Before construction can begin, the ORDC must run a Programmatic Environmental Impact Study (PEIS) for each corridor of the hub plan. The PEIS would determine track lengths, positions and bridge construction, which Reamer-Evans said would be necessary over the Maumee River.

Nicholson said his office has asked U.S. representatives Marcy Kaptur, Mike Turner, Tim Ryan and Patrick Tiberi to spearhead efforts to fund the requisite PEIS for the hub corridor nearest their district.

Nicholson said the U.S. Senate on Oct. 30 voted 93-6 to pass the Passenger Rail Investment and Improvement Act. The bill, in addition to funding Amtrak, would create an 80/20 federal matching grant program for projects like the Ohio Hub. HR 6003, the House version of the bill, was introduced in committee May 22.

"This bill could be huge," Nicholson said.

That federal funding could go toward the initial PEIS for each corridor, and eventually, construction itself.

Matt Dietrich, executive director of the ORDC, said the first hub project would be to create the Cleveland-Cincinnati-Columbus (Three-C) corridor, plus one other line. That other line, he said, could be a connection to Toledo.
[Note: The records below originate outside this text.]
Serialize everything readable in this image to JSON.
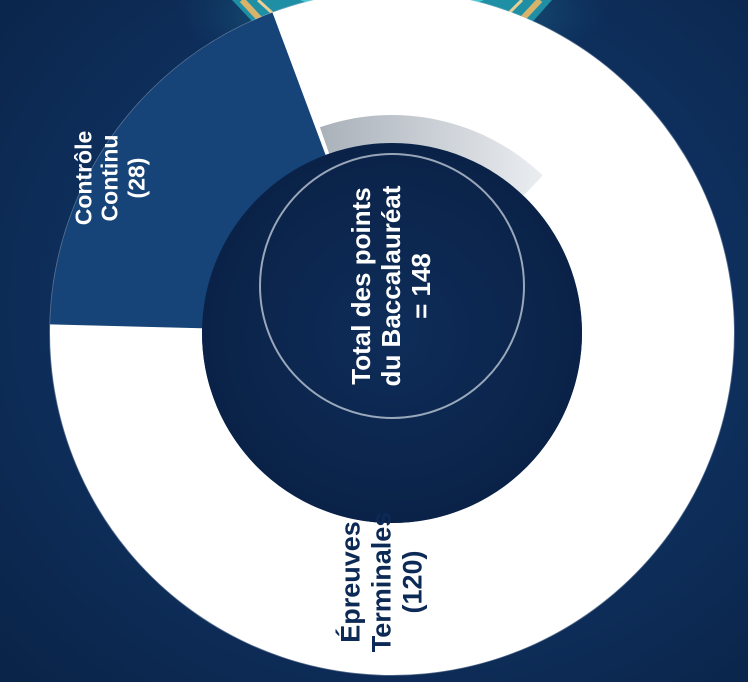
{
  "chart_data": {
    "type": "pie",
    "variant": "donut",
    "orientation": "rotated-90-ccw",
    "slices": [
      {
        "id": "controle-continu",
        "label_line1": "Contrôle",
        "label_line2": "Continu",
        "value_text": "(28)",
        "value": 28,
        "color": "#174478"
      },
      {
        "id": "epreuves-terminales",
        "label_line1": "Épreuves",
        "label_line2": "Terminales",
        "value_text": "(120)",
        "value": 120,
        "color": "#ffffff"
      }
    ],
    "center": {
      "line1": "Total des points",
      "line2": "du Baccalauréat",
      "line3": "= 148",
      "total": 148
    }
  },
  "colors": {
    "background": "#0f3262",
    "hole": "#0b2449",
    "accent_gold": "#d9b36a",
    "accent_teal": "#3fd0d6",
    "ring_outline": "#b9c6d6"
  }
}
"Toledo's link to Chicago is key," he said, adding that Toledo's links to Cleveland, Detroit and the West via Chicago are essential, and make it high on the list of primary projects.

"Toledo's local officials have done well to preserve rail connectivity in the area," said ORDC Passenger Rail Planner Dan Damron, and that also increases Toledo's chance at early construction.

Nicholson said after the bill passes and all funding is in place, a PEIS would take "a few" years, and the first corridors could run trains within five years of its completion. The hub would take 10 to 12 years to reach complete operation.

"We're looking at about $4.5 billion to upgrade existing rail into the hub system, at a cost of $3.5 to $4 million per mile," Damron said.

Once the system was operating, the Ohio Hub could carry 9 million riders and cost $200 million to operate each year, but should bring in $300 to $310 million in returns.

"That 1.5 positive ratio is what the Federal Railroad Administration requires for a program to be eligible for federal funding," Damron said. "So we're there."